En ce qui me concerne, il me faudrait plus d’une table pour voir ce que j’ai appris lors de ces années. C’est pourquoi, je vais vous partager mon parcours scolaire dans les grandes lignes pour vous montrer comment les études m’ont fait changer psychologiquement et m’ont conduit à être plus confiant et ambitieux.

Comme à peu près toutes les personnes de ma génération, je suis allé en maternelle, en primaire puis au collège des années 90 à 2006. Jusque là, rien de palpitant. J’allais à l’école parce-qu’il le fallait. A ce moment-là je me posais pas vraiment de questions.

 

2nd Technologique

Clairement, les galères ont débuté lorsque je suis entré au lycée. Déjà, lorsque j’étais au collège je n’avais pas un niveau de dingue (pas mal de lacunes en compréhension écrite et en logique mathématiques), alors dès mon entré au lycée c’était la catastrophe.
J’avais fait une 2nd dans un lycée général et technologique. Je ne savais pas réellement ce que je voulais faire comme métier plus tard mais j’aimais l’idée de construire des choses à la main.
Bref, année pas fameuse du tout. En vu de mes résultats, je me sentais incapable de poursuivre en tentant ma chance en 1ère. J’avais tellement lutté en 2nd que je me suis dit qu’il m’était impossible de réussir le bac général..

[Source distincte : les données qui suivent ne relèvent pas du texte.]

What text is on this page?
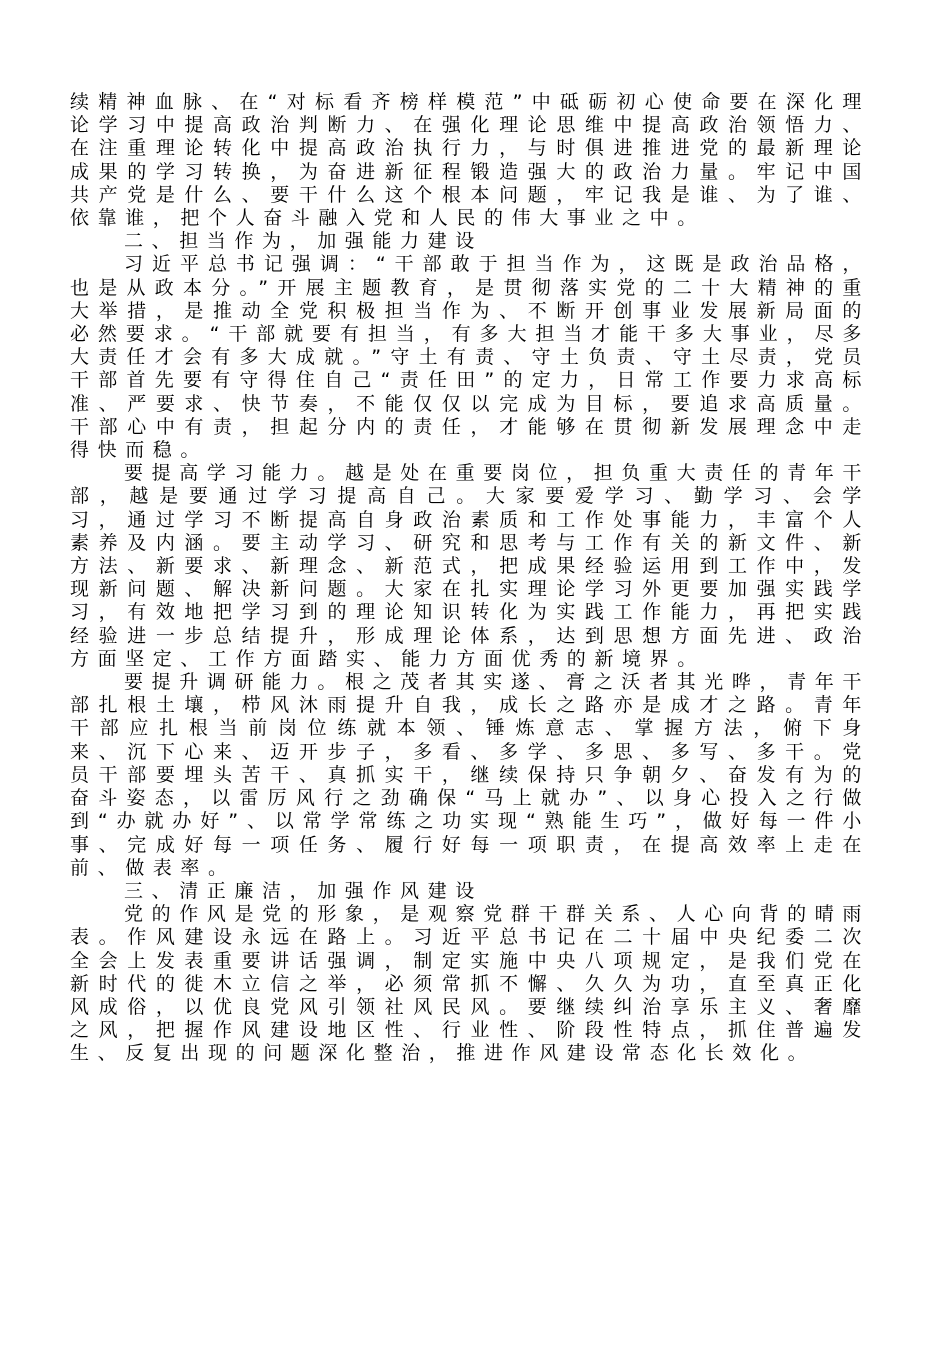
续精神血脉、在“对标看齐榜样模范”中砥砺初心使命要在深化理论学习中提高政治判断力、在强化理论思维中提高政治领悟力、在注重理论转化中提高政治执行力，与时俱进推进党的最新理论成果的学习转换，为奋进新征程锻造强大的政治力量。牢记中国共产党是什么、要干什么这个根本问题，牢记我是谁、为了谁、依靠谁，把个人奋斗融入党和人民的伟大事业之中。

二、担当作为，加强能力建设

习近平总书记强调：“干部敢于担当作为，这既是政治品格，也是从政本分。”开展主题教育，是贯彻落实党的二十大精神的重大举措，是推动全党积极担当作为、不断开创事业发展新局面的必然要求。“干部就要有担当，有多大担当才能干多大事业，尽多大责任才会有多大成就。”守土有责、守土负责、守土尽责，党员干部首先要有守得住自己“责任田”的定力，日常工作要力求高标准、严要求、快节奏，不能仅仅以完成为目标，要追求高质量。干部心中有责，担起分内的责任，才能够在贯彻新发展理念中走得快而稳。

要提高学习能力。越是处在重要岗位，担负重大责任的青年干部，越是要通过学习提高自己。大家要爱学习、勤学习、会学习，通过学习不断提高自身政治素质和工作处事能力，丰富个人素养及内涵。要主动学习、研究和思考与工作有关的新文件、新方法、新要求、新理念、新范式，把成果经验运用到工作中，发现新问题、解决新问题。大家在扎实理论学习外更要加强实践学习，有效地把学习到的理论知识转化为实践工作能力，再把实践经验进一步总结提升，形成理论体系，达到思想方面先进、政治方面坚定、工作方面踏实、能力方面优秀的新境界。

要提升调研能力。根之茂者其实遂、膏之沃者其光晔，青年干部扎根土壤，栉风沐雨提升自我，成长之路亦是成才之路。青年干部应扎根当前岗位练就本领、锤炼意志、掌握方法，俯下身来、沉下心来、迈开步子，多看、多学、多思、多写、多干。党员干部要埋头苦干、真抓实干，继续保持只争朝夕、奋发有为的奋斗姿态，以雷厉风行之劲确保“马上就办”、以身心投入之行做到“办就办好”、以常学常练之功实现“熟能生巧”，做好每一件小事、完成好每一项任务、履行好每一项职责，在提高效率上走在前、做表率。

三、清正廉洁，加强作风建设

党的作风是党的形象，是观察党群干群关系、人心向背的晴雨表。作风建设永远在路上。习近平总书记在二十届中央纪委二次全会上发表重要讲话强调，制定实施中央八项规定，是我们党在新时代的徙木立信之举，必须常抓不懈、久久为功，直至真正化风成俗，以优良党风引领社风民风。要继续纠治享乐主义、奢靡之风，把握作风建设地区性、行业性、阶段性特点，抓住普遍发生、反复出现的问题深化整治，推进作风建设常态化长效化。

La meilleur solution qui s’offrait à moi, était de me réorienter vers une formation plus adaptée à mon niveau.

 

BEP « ELEEC »

A l’époque, lorsque nous allions en lycée professionnel, on pouvait commencer par 2 premières années en BEP mais il était également possible de faire une seule année de BEP pour ceux qui avaient échoué en 2nd. Chose vers laquelle je me suis dirigé.

Je suis donc allé en lycée professionnel pour faire un BEP ELEEC « Electrotechnique Energie Equipements Communicants » (en gros, électricité). L’avantage que nous avions en lycée professionnel, c’était les stages. Grâce aux stages nous pouvions avoir un réel aperçu du métier que l’on exerçait. Lors de cette année en BEP, j’ai travaillé 6 semaines dans un chantier à Ivry-sur-seine. A l’époque, je me plaignais pas trop mais je me rends compte aujourd’hui que c’était un enfer. C’était en hiver et quand vous êtes électricien, vous travaillez avec les mains. Autant vous dire que c’était difficile car j’avais les mains gelées et même avec des gants. Je me souviens aussi des moments où je devais faire passer des gros câbles d’un bâtiment à un autre en me faufilant à plat ventre dans les vides sanitaires, là où ça sentait fortement les rats. C’était génial (*blague*).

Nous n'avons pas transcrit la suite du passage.